Microsoft has revealed details of an artificial intelligence system that performs better than human doctors at complex health diagnoses, creating a “path to medical superintelligence”.
The company’s AI unit developed a system that imitates a panel of expert physicians tackling “diagnostically complex and intellectually demanding” cases.
Microsoft said that when paired with OpenAI’s advanced o3 AI model, its approach “solved” more than eight of 10 case studies specially chosen for the diagnostic challenge. When those case studies were tried on practising physicians – who had no access to colleagues, textbooks or chatbots – the accuracy rate was two out of 10.
Microsoft said it was also a cheaper option than using human doctors because it was more efficient at ordering tests.
Despite highlighting the potential cost savings from its research, Microsoft played down the job implications, saying it believed AI would complement doctors’ roles rather than replace them.

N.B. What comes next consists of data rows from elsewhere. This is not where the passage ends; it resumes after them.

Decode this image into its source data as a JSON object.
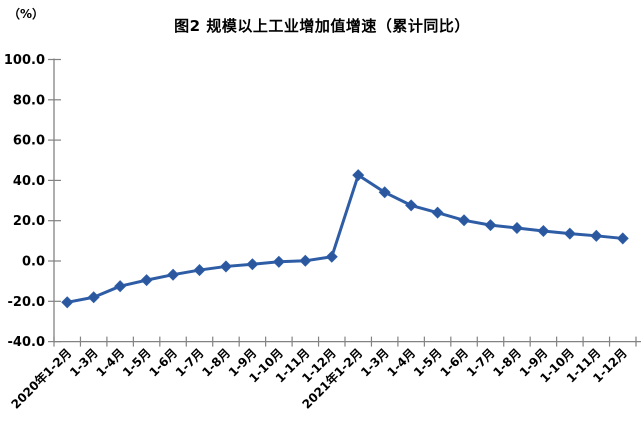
{
  "chart_data": {
    "type": "line",
    "title": "图2  规模以上工业增加值增速（累计同比）",
    "unit_label": "（%）",
    "categories": [
      "2020年1-2月",
      "1-3月",
      "1-4月",
      "1-5月",
      "1-6月",
      "1-7月",
      "1-8月",
      "1-9月",
      "1-10月",
      "1-11月",
      "1-12月",
      "2021年1-2月",
      "1-3月",
      "1-4月",
      "1-5月",
      "1-6月",
      "1-7月",
      "1-8月",
      "1-9月",
      "1-10月",
      "1-11月",
      "1-12月"
    ],
    "values": [
      -20.5,
      -18.0,
      -12.5,
      -9.5,
      -6.8,
      -4.5,
      -2.7,
      -1.6,
      -0.4,
      0.1,
      2.1,
      42.6,
      34.1,
      27.6,
      24.0,
      20.2,
      17.8,
      16.4,
      14.9,
      13.6,
      12.5,
      11.2
    ],
    "ylim": [
      -40,
      100
    ],
    "ytick_step": 20,
    "ytick_labels": [
      "100.0",
      "80.0",
      "60.0",
      "40.0",
      "20.0",
      "0.0",
      "-20.0",
      "-40.0"
    ],
    "xlabel": "",
    "ylabel": "",
    "grid": false,
    "legend": "none",
    "colors": {
      "line": "#2E5DA6",
      "marker_fill": "#2B579E",
      "axis": "#828282",
      "text": "#000000"
    }
  }
}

“Their clinical roles are much broader than simply making a diagnosis. They need to navigate ambiguity and build trust with patients and their families in a way that AI isn’t set up to do,” the company wrote in a blogpost announcing the research, which is being submitted for peer review.
However, using the slogan “path to medical superintelligence” raises the prospect of radical change in the healthcare market. While artificial general intelligence (AGI) refers to systems that match human cognitive abilities at any given task, superintelligence is an equally theoretical term referring to a system that exceeds human intellectual performance across the board.
Explaining the rationale behind the research, Microsoft raised doubt over AI’s ability to score exceptionally well in the United States Medical Licensing Examination, a key test for obtaining a medical licence in the US. It said the multiple-choice tests favoured memorising answers over deep understanding of a subject, which could help “overstate” the competence of an AI model.
Microsoft acknowledged its work is not ready for clinical use. Further testing is needed on its “orchestrator” to assess its performance on more common symptoms, for instance.